I am a little disappointed in Scientific Reports after reading a newly published Genome-wide association study (GWAS) in wheat for grain size: Genome-wide association study revealed that the TaGW8 gene was associated with kernel size in Chinese bread wheat. This study mapped a significant quantitative trait locus (QTL) for kernel length (KL) and thousand kernel weight (TKW) in a haplotype block of 28.67 Mb on chromosome 7BS. This block contains 247 annotated genes and one of them is a homolog of OsGW8 (TaGW8). Since OsGW8 affects grain weight in rice, the authors concluded that TaGW8 is the gene responsible for the TKW QTL but without any validation. Later they characterized TaGW8 and showed that the two alleles of TaGW had significant differences for multiple traits in the association mapping panel. However, any genes in this block that are polymorphic would give you the same conclusion. If they just say TaGW8 is the candidate gene, I would not have so many complaints.
GWAS results need validation
GWAS gives us a fast and easy way to discover QTLs from collective populations. Although the QTL confidence region is smaller than a biparental population with similar size, on average the QTL confidence region is still around 10 Mb in wheat, where tens to hundreds of genes could be present. So it is almost impossible to get the gene directly from GWAS without fine mapping and validation.
One big concern of GWAS is false positives, so validation in other populations, especially biparental populations, is necessary. Biparental populations in which the QTL is validated can also be used directly for fine mapping and cloning of the gene.

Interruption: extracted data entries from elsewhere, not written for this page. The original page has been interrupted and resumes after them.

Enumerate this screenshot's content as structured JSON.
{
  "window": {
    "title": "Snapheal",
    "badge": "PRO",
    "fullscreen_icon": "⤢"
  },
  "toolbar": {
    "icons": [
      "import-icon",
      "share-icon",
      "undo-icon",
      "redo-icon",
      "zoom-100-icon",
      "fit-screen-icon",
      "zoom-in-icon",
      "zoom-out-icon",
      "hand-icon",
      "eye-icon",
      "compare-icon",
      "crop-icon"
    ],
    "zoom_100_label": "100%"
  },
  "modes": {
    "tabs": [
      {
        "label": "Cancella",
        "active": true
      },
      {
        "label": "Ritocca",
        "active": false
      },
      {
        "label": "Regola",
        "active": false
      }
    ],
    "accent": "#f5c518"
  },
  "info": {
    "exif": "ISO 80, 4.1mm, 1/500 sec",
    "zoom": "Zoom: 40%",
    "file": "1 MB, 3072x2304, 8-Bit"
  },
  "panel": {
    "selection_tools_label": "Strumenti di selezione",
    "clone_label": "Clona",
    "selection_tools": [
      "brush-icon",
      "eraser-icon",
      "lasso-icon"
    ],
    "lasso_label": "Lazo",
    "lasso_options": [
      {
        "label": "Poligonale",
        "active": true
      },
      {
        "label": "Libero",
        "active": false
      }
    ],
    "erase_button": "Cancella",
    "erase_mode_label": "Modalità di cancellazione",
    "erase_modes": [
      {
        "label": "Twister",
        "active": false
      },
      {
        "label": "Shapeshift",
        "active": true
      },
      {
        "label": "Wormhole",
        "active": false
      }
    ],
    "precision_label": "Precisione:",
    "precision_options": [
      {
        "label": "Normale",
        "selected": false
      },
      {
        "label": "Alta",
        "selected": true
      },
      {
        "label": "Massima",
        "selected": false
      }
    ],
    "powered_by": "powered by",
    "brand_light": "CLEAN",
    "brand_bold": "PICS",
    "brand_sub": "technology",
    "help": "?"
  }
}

Current protocol we are using for gene cloning from GWAS results
- Validate GWAS in biparental populations
- Create near-isogenic lines (NILs): use BCxFn or heterogeneous inbred families (HIF) from heterozygous F5 or higher generations
- Screen and evaluate recombinants from NILs or HIFs to reduce the confidence region
- Predict candidate genes from a fined QTL confidence region according to gene annotations, polymorphisms, gene expression styles etc
- Validate (or disprove) with mutants
- Complementation test of mutants
Without mutant validation and complementation validation, you can only say that you get a candidate gene, but you cannot say you get the gene. Even this gene is involved in the pathway controlling the trait of interest, we cannot rule out that other genes in your fined confidence region are not involved at all. Actually, the validation of one candidate is only to prove it is controlling the trait, but it did not prove that other genes in the final confidence region (usually too small to break by recombinations) are not controlling the traits. So we also need evidence that the other genes in the final confidence region are unlikely controlling the traits. Always keep in mind that there might be more than one candidate gene underneath your QTL.